Building the Habit: Pre-Game Criteria
The best mulligan decisions happen before you sit down. For every deck you run, write down — literally or mentally — the two or three non-negotiables for an opening hand. For a Pair-Up-focused mobile suit deck it might be: one early Unit, one Pilot that Pairs with my key Unit, and a play I can make on Turn 1 or 2. For an aggro swarm build it might be: any Unit that costs two or less, and a believable Turn 1 deploy.
When you pick up your five, run the checklist in order. If the hand passes, keep it. If it fails, ship without second-guessing. The players who mulligan well aren’t the ones with the best instincts — they’re the ones who did the homework before the game started and execute the plan without emotion.
Quick Reference
Mulligan is one-pass, all-or-nothing — five cards, keep them all or send them all to the bottom of the deck and draw five fresh.
Every keepable hand needs a Turn 1 play, a functional cost curve, and a card that gestures at your win condition.
Ask yourself: when does each card in this hand become playable on the Resource curve (1 / 2 / 3 / …)?
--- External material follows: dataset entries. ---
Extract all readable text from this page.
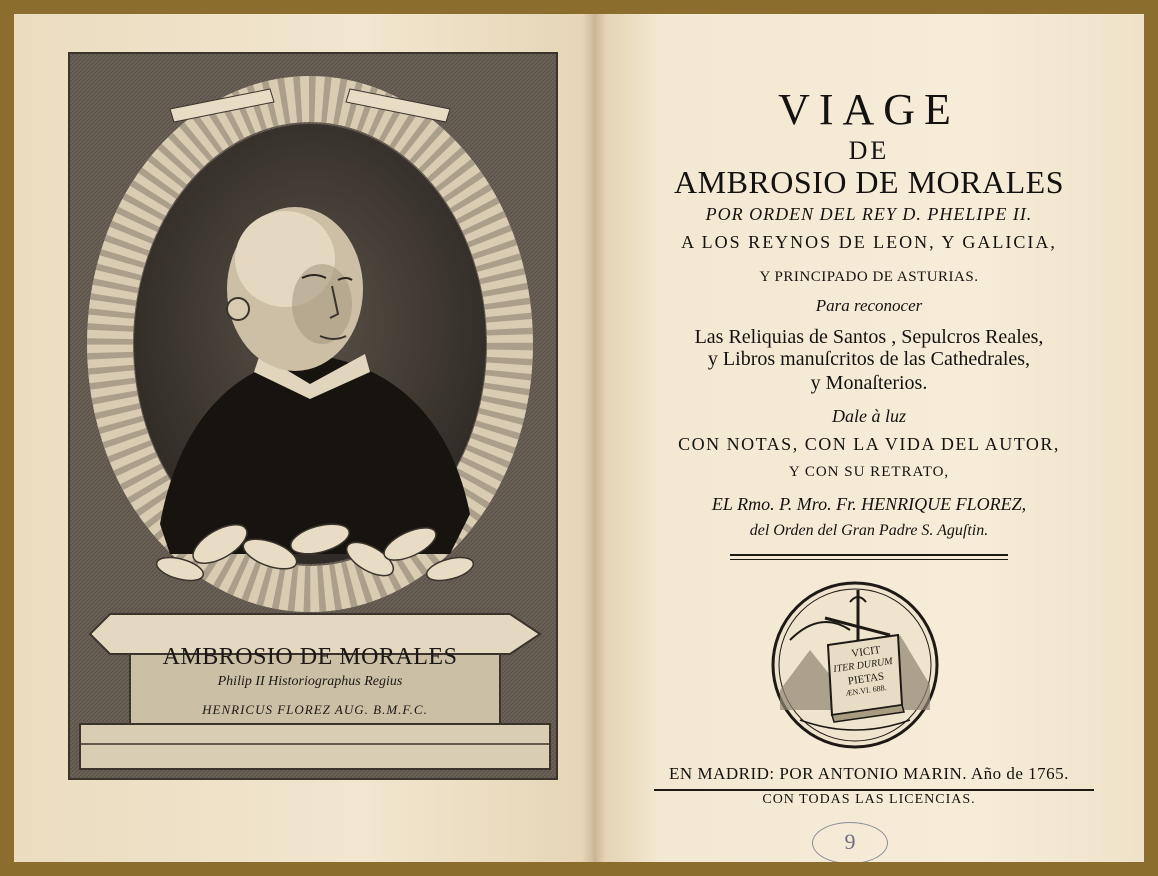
AMBROSIO DE MORALES
Philip II Historiographus Regius
HENRICUS FLOREZ AUG. B.M.F.C.
VIAGE
DE
AMBROSIO DE MORALES
POR ORDEN DEL REY D. PHELIPE II.
A LOS REYNOS DE LEON, Y GALICIA,
Y PRINCIPADO DE ASTURIAS.
Para reconocer
Las Reliquias de Santos , Sepulcros Reales,
y Libros manuſcritos de las Cathedrales,
y Monaſterios.
Dale à luz
CON NOTAS, CON LA VIDA DEL AUTOR,
Y CON SU RETRATO,
EL Rmo. P. Mro. Fr. HENRIQUE FLOREZ,
del Orden del Gran Padre S. Aguſtin.
VICIT
ITER DURUM
PIETAS
ÆN.VI. 688.
EN MADRID: POR ANTONIO MARIN. Año de 1765.
CON TODAS LAS LICENCIAS.
9
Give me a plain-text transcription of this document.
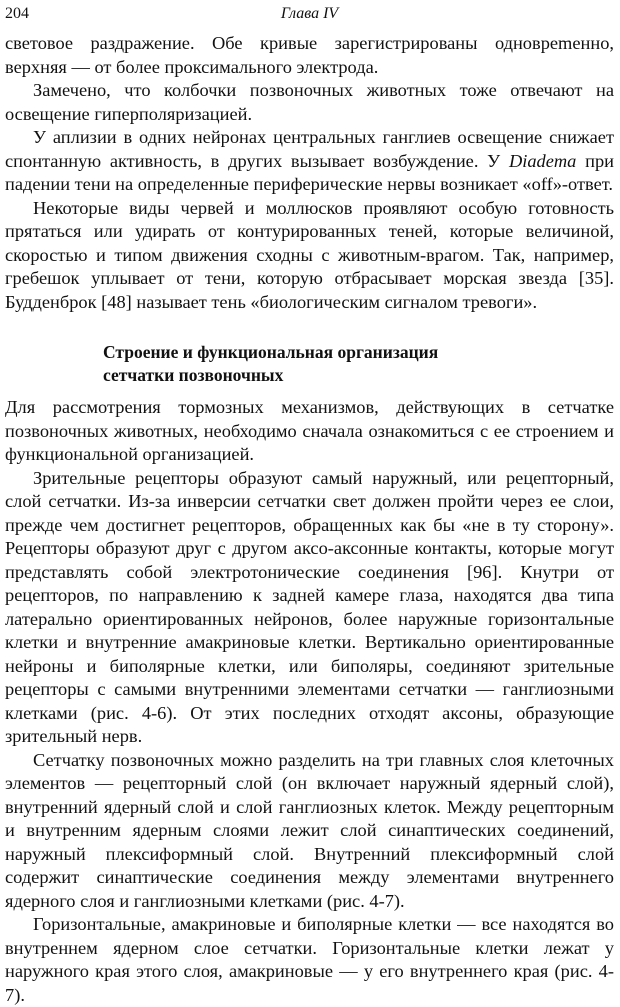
204	Глава IV

световое раздражение. Обе кривые зарегистрированы одновреmенно, верхняя — от более проксимального электрода.

Замечено, что колбочки позвоночных животных тоже отвечают на освещение гиперполяризацией.

У аплизии в одних нейронах центральных ганглиев освещение снижает спонтанную активность, в других вызывает возбуждение. У Diadema при падении тени на определенные периферические нервы возникает «off»-ответ.

Некоторые виды червей и моллюсков проявляют особую готовность прятаться или удирать от контурированных теней, которые величиной, скоростью и типом движения сходны с животным-врагом. Так, например, гребешок уплывает от тени, которую отбрасывает морская звезда [35]. Будденброк [48] называет тень «биологическим сигналом тревоги».

Строение и функциональная организация
сетчатки позвоночных

Для рассмотрения тормозных механизмов, действующих в сетчатке позвоночных животных, необходимо сначала ознакомиться с ее строением и функциональной организацией.

Зрительные рецепторы образуют самый наружный, или рецепторный, слой сетчатки. Из-за инверсии сетчатки свет должен пройти через ее слои, прежде чем достигнет рецепторов, обращенных как бы «не в ту сторону». Рецепторы образуют друг с другом аксо-аксонные контакты, которые могут представлять собой электротонические соединения [96]. Кнутри от рецепторов, по направлению к задней камере глаза, находятся два типа латерально ориентированных нейронов, более наружные горизонтальные клетки и внутренние амакриновые клетки. Вертикально ориентированные нейроны и биполярные клетки, или биполяры, соединяют зрительные рецепторы с самыми внутренними элементами сетчатки — ганглиозными клетками (рис. 4-6). От этих последних отходят аксоны, образующие зрительный нерв.

Сетчатку позвоночных можно разделить на три главных слоя клеточных элементов — рецепторный слой (он включает наружный ядерный слой), внутренний ядерный слой и слой ганглиозных клеток. Между рецепторным и внутренним ядерным слоями лежит слой синаптических соединений, наружный плексиформный слой. Внутренний плексиформный слой содержит синаптические соединения между элементами внутреннего ядерного слоя и ганглиозными клетками (рис. 4-7).

Горизонтальные, амакриновые и биполярные клетки — все находятся во внутреннем ядерном слое сетчатки. Горизонтальные клетки лежат у наружного края этого слоя, амакриновые — у его внутреннего края (рис. 4-7).
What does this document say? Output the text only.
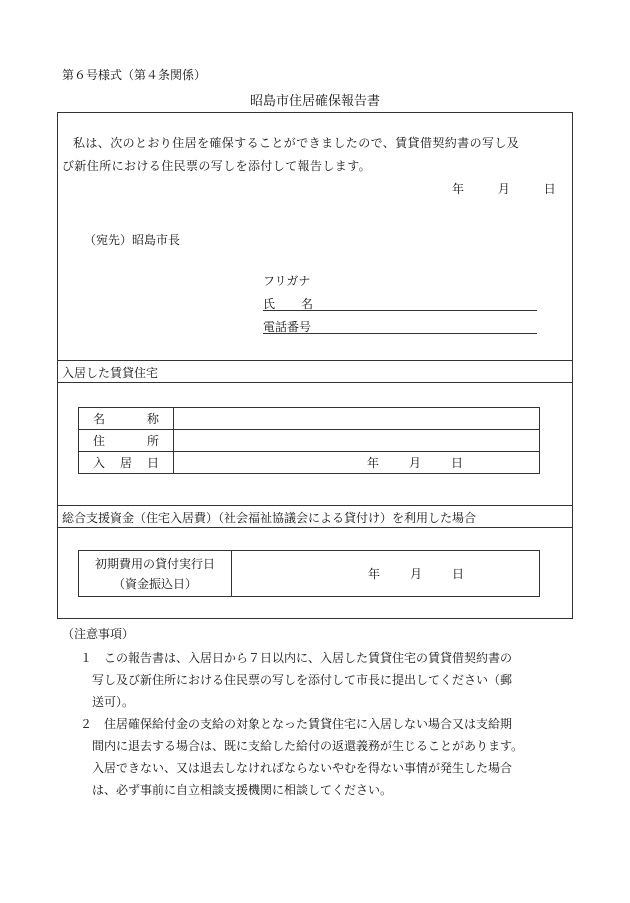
第６号様式（第４条関係）
昭島市住居確保報告書
私は、次のとおり住居を確保することができましたので、賃貸借契約書の写し及
び新住所における住民票の写しを添付して報告します。
年	月	日
（宛先）昭島市長
フリガナ
氏 名
電話番号
入居した賃貸住宅
名 称	

住 所	

入 居 日	年 月 日
総合支援資金（住宅入居費）（社会福祉協議会による貸付け）を利用した場合
初期費用の貸付実行日
（資金振込日）

年	月	日
（注意事項）
１ この報告書は、入居日から７日以内に、入居した賃貸住宅の賃貸借契約書の
写し及び新住所における住民票の写しを添付して市長に提出してください（郵
送可）。
２ 住居確保給付金の支給の対象となった賃貸住宅に入居しない場合又は支給期
間内に退去する場合は、既に支給した給付の返還義務が生じることがあります。
入居できない、又は退去しなければならないやむを得ない事情が発生した場合
は、必ず事前に自立相談支援機関に相談してください。
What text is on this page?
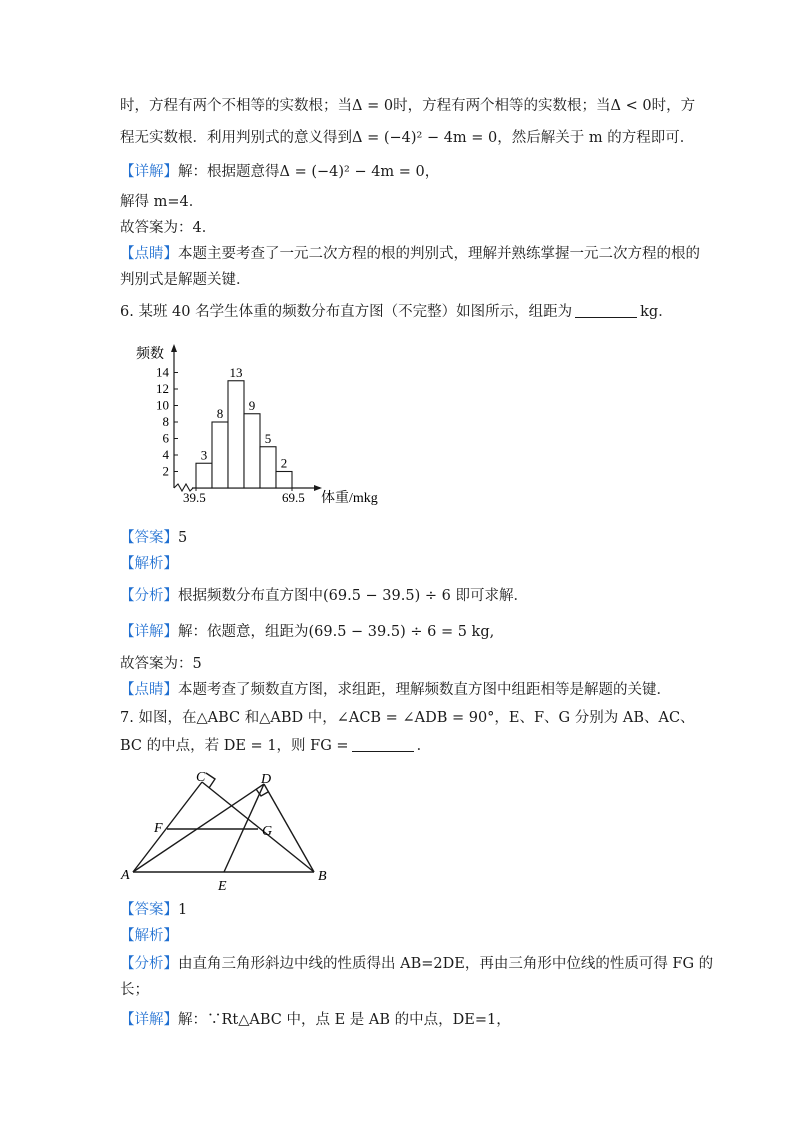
时，方程有两个不相等的实数根；当Δ = 0时，方程有两个相等的实数根；当Δ < 0时，方
程无实数根．利用判别式的意义得到Δ = (−4)² − 4m = 0，然后解关于 m 的方程即可．
【详解】解：根据题意得Δ = (−4)² − 4m = 0，
解得 m=4．
故答案为：4．
【点睛】本题主要考查了一元二次方程的根的判别式，理解并熟练掌握一元二次方程的根的
判别式是解题关键．
6. 某班 40 名学生体重的频数分布直方图（不完整）如图所示，组距为	kg．
频数
2
4
6
8
10
12
14
3
8
13
9
5
2
39.5	69.5 体重/mkg
【答案】5
【解析】
【分析】根据频数分布直方图中(69.5 − 39.5) ÷ 6 即可求解．
【详解】解：依题意，组距为(69.5 − 39.5) ÷ 6 = 5 kg,
故答案为：5
【点睛】本题考查了频数直方图，求组距，理解频数直方图中组距相等是解题的关键．
7. 如图，在△ABC 和△ABD 中，∠ACB = ∠ADB = 90°，E、F、G 分别为 AB、AC、
BC 的中点，若 DE = 1，则 FG =	．
C	D
F	G
A
E
B
【答案】1
【解析】
【分析】由直角三角形斜边中线的性质得出 AB=2DE，再由三角形中位线的性质可得 FG 的
长；
【详解】解：∵Rt△ABC 中，点 E 是 AB 的中点，DE=1，
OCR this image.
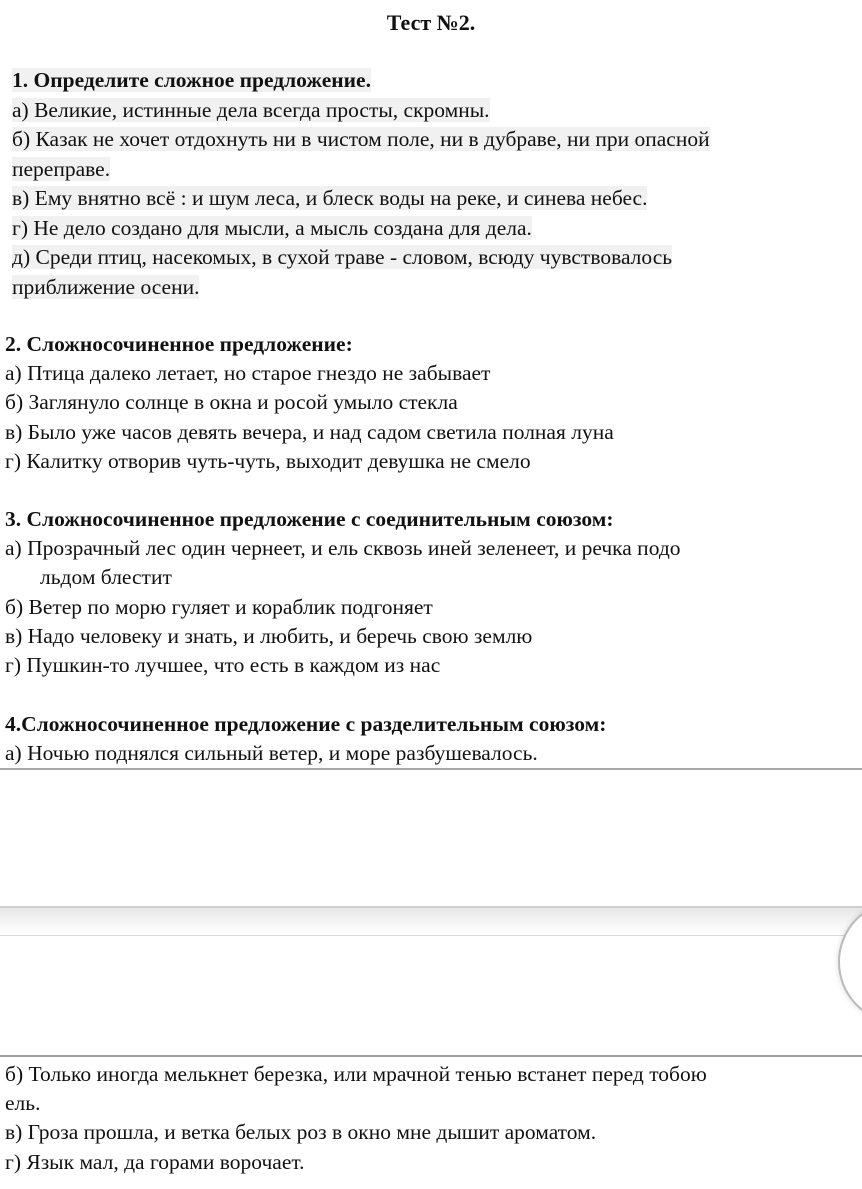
Тест №2.
1. Определите сложное предложение.
а) Великие, истинные дела всегда просты, скромны.
б) Казак не хочет отдохнуть ни в чистом поле, ни в дубраве, ни при опасной
переправе.
в) Ему внятно всё : и шум леса, и блеск воды на реке, и синева небес.
г) Не дело создано для мысли, а мысль создана для дела.
д) Среди птиц, насекомых, в сухой траве - словом, всюду чувствовалось
приближение осени.
2. Сложносочиненное предложение:
а) Птица далеко летает, но старое гнездо не забывает
б) Заглянуло солнце в окна и росой умыло стекла
в) Было уже часов девять вечера, и над садом светила полная луна
г) Калитку отворив чуть-чуть, выходит девушка не смело
3. Сложносочиненное предложение с соединительным союзом:
а) Прозрачный лес один чернеет, и ель сквозь иней зеленеет, и речка подо
льдом блестит
б) Ветер по морю гуляет и кораблик подгоняет
в) Надо человеку и знать, и любить, и беречь свою землю
г) Пушкин-то лучшее, что есть в каждом из нас
4.Сложносочиненное предложение с разделительным союзом:
а) Ночью поднялся сильный ветер, и море разбушевалось.
б) Только иногда мелькнет березка, или мрачной тенью встанет перед тобою
ель.
в) Гроза прошла, и ветка белых роз в окно мне дышит ароматом.
г) Язык мал, да горами ворочает.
If your earliest deploy is Turn 3 or later, ship it.
Aggro needs a low-cost Unit in the opener; control needs reactive tools (Blocker, destroy effects); Pair Up and combo decks need a functional curve plus at least one piece.
Going second gives you an EX Resource on Turn 1 — you can keep slightly slower hands going second.
Build a 2–3 item checklist for each deck you run and execute it without emotion.
Know your deck’s non-negotiables before you touch your opening hand — a mulligan decision made with a pre-built checklist beats a gut-feel keep every time.